Keatingnomics 30/7/2003
Never liked Paul Keating. Who could warm to a rock band manager? But he got some essential things done, for which the capitalist class should be eternally grateful. Whether you like the arrogant bastard or not, he’s always been interesting and his website illustrates this. He’s upbeat about the immediate years to come, too.
Have a gander:
It is worth noting that there were three economic long waves in the 20th century – 1904 to 1929, 1947 to 1974 and 1982 until now. Each had a duration of about 25 years; and each was technology driven.
The first wave, from 1904 to 1929, was driven by breakthroughs in petrochemicals, industrial production and transportation.
The second wave, the post-war wave, was driven by the economic rebuilding of Japan and Europe, along with technological breakthroughs in areas like plastics and aviation, and, of course, motor vehicles.
The wave we are currently living through has been driven by, the third wave, has been driven by– in the ‘80s – low terms of trade which was a subsidy from the developing world to the developed world, and in the ‘90s by telecommunications and micro-processing.

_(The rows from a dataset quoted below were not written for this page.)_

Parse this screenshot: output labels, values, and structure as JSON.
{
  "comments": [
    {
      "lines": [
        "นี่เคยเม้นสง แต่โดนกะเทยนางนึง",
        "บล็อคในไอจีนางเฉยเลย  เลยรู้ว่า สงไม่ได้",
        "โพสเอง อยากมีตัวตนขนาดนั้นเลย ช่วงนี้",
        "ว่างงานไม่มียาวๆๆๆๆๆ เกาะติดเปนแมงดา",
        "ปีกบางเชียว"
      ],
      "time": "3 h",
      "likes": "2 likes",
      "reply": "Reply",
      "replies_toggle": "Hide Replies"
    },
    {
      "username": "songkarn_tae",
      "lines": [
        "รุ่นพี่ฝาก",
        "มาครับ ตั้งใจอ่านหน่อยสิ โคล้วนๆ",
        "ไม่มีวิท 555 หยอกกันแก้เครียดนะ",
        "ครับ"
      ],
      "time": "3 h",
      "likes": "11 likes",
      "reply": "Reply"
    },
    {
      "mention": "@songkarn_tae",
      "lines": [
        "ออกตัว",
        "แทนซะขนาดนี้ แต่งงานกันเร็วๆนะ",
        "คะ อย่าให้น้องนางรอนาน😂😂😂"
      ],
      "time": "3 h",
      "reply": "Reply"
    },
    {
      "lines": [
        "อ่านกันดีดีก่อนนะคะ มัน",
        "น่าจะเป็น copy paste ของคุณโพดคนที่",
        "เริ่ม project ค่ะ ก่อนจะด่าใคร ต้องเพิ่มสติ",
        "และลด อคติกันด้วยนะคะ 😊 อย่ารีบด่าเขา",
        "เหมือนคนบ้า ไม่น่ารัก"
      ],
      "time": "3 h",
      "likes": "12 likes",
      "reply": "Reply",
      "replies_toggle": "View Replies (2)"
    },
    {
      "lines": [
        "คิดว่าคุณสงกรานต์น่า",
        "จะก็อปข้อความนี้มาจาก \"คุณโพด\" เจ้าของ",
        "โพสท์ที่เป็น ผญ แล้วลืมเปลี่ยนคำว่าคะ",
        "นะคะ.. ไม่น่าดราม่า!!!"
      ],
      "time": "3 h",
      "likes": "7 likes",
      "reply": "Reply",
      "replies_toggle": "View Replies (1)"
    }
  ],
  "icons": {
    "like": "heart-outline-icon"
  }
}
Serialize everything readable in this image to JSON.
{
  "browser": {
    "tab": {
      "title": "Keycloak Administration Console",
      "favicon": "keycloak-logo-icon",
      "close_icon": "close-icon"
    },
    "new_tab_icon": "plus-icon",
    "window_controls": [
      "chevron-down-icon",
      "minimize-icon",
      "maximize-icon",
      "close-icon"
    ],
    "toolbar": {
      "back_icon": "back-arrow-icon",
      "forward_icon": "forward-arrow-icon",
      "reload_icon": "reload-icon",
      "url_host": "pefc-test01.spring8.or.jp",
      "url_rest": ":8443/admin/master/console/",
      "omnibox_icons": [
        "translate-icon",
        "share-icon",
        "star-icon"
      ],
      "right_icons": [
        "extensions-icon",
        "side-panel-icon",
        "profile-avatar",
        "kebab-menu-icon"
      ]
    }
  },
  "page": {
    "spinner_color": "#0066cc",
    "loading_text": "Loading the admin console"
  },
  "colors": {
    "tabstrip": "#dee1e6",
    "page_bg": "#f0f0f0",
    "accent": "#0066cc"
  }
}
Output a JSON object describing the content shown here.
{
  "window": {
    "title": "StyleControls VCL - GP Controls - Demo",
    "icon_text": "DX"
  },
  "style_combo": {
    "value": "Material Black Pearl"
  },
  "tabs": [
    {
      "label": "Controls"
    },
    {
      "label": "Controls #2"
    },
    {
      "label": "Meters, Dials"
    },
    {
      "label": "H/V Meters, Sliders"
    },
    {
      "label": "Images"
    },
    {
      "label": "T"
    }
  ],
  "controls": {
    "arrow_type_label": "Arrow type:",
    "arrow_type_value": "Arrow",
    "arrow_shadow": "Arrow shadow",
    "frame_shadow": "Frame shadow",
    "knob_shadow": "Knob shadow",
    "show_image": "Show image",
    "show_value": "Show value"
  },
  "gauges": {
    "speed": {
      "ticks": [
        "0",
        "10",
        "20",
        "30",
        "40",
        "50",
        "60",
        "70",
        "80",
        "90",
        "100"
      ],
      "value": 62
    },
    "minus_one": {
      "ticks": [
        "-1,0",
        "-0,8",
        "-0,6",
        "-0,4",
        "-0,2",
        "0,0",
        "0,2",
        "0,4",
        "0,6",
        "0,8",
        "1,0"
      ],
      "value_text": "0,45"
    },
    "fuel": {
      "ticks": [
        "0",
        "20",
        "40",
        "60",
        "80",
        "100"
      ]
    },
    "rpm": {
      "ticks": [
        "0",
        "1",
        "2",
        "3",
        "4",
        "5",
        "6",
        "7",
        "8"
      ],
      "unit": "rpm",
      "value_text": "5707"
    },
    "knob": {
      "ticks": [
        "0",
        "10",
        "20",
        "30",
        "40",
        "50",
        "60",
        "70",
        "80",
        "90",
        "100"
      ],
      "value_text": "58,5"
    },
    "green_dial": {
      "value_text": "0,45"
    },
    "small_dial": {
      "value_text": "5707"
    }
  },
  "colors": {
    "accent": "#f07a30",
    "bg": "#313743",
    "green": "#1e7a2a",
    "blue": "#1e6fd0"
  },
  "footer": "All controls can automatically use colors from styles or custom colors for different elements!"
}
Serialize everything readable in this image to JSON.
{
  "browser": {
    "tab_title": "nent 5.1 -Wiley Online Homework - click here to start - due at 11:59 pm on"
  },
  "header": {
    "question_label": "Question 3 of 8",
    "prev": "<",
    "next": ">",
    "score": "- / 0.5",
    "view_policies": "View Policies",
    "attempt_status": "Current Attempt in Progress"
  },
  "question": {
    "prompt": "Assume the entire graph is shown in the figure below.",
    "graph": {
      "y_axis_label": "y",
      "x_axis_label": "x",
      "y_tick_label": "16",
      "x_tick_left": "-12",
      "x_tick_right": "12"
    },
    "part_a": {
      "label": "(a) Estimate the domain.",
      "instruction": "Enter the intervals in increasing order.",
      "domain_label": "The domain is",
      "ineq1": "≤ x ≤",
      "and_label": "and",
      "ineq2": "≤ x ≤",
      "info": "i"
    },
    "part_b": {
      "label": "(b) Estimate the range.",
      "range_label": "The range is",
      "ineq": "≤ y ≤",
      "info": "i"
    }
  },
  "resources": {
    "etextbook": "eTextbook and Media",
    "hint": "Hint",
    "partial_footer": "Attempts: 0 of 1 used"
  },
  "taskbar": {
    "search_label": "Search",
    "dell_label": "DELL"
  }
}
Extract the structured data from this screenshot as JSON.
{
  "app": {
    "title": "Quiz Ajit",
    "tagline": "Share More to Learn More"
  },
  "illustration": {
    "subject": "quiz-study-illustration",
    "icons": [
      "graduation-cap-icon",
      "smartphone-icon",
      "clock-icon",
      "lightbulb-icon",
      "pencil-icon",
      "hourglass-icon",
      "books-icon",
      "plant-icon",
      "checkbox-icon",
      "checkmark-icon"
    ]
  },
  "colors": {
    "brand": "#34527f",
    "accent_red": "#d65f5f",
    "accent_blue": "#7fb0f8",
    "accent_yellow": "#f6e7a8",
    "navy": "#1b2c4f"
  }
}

By all reckoning, if the past is to be any guide, this wave should run until about 2007 or 2008. We’ve already had two legs, two business cycles, 1982 to 1990 and 1992 to 2000. The second one saw an enormous increase in stock market values around the world and in personal incomes and real wealth.
The good news is, I believe, that there will be a third business cycle. From about now. The bad news is that it won’t be so richly laden as the second one and we are beginning it at relatively high valuations for equities compared with those which obtained in 1982 or 1992. Or those which obtained at about this same point in the second long wave, which would have been about 1965. What will be different about this leg compared to the last two is that towards its end, the technological edge may have dissipated and the demographics will have acted to reduce unemployment substantially. Towards the end of this cycle, in say five to six years from now, we may see a pick up in real wages and with it wage inflation of a kind which may encourage central banks to do what they have traditionally done, and that is, cool the economy to keep wages and prices under control.